Valid behaviour. NFS sampled a file property (size), and since it's zero,
this also implies the file contents (empty).
> Comapred to:
> File has 100 bytes. NFS stats. File gets appended to. NFS reads and returns
> 200 bytes.
That's what NFS does, and is what I would expect from a program with
copy semantics.
Reading a file that can be changing always implies you
are doing a measurement ("taking a sample"). All you can expect from a copy
is that it returns a copy of the contents a file had somewhere during it's run.
(the behaviour of /proc is more that behind your back other files get put
under a certain name. In principle we don't want a proc file to change once
you did an open, since you could get very confusing results that way)
>
> Or does NFS only ever return as much data on a read as a previous stat said
> there was to read?
No, once NFS really opens the file, it in fact behaves fine.

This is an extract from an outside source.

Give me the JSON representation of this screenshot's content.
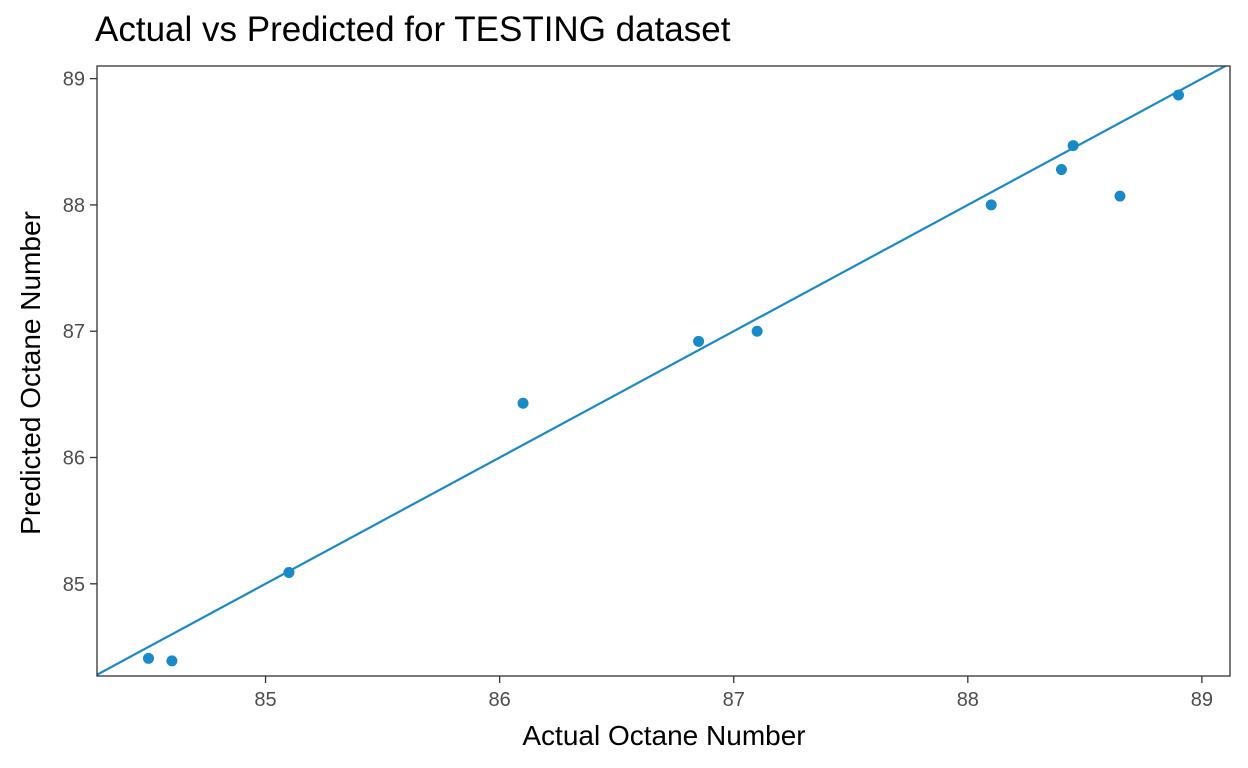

That's indeed the race I was referring to, and NFS does not fall for it.
>
>> I see this argument as another reason to fix /proc
>
> But HOW, when you don't know the sizes of the files?
>
Simple, make the size anything but 0, even if that is just as inaccurate as
the 0 was. In that case programs MUST read the file in order to get it's
contents. Giving all proc files with unknown size 1 as length would work fine.
0 is unfortunate since it's the only case where size implies contents.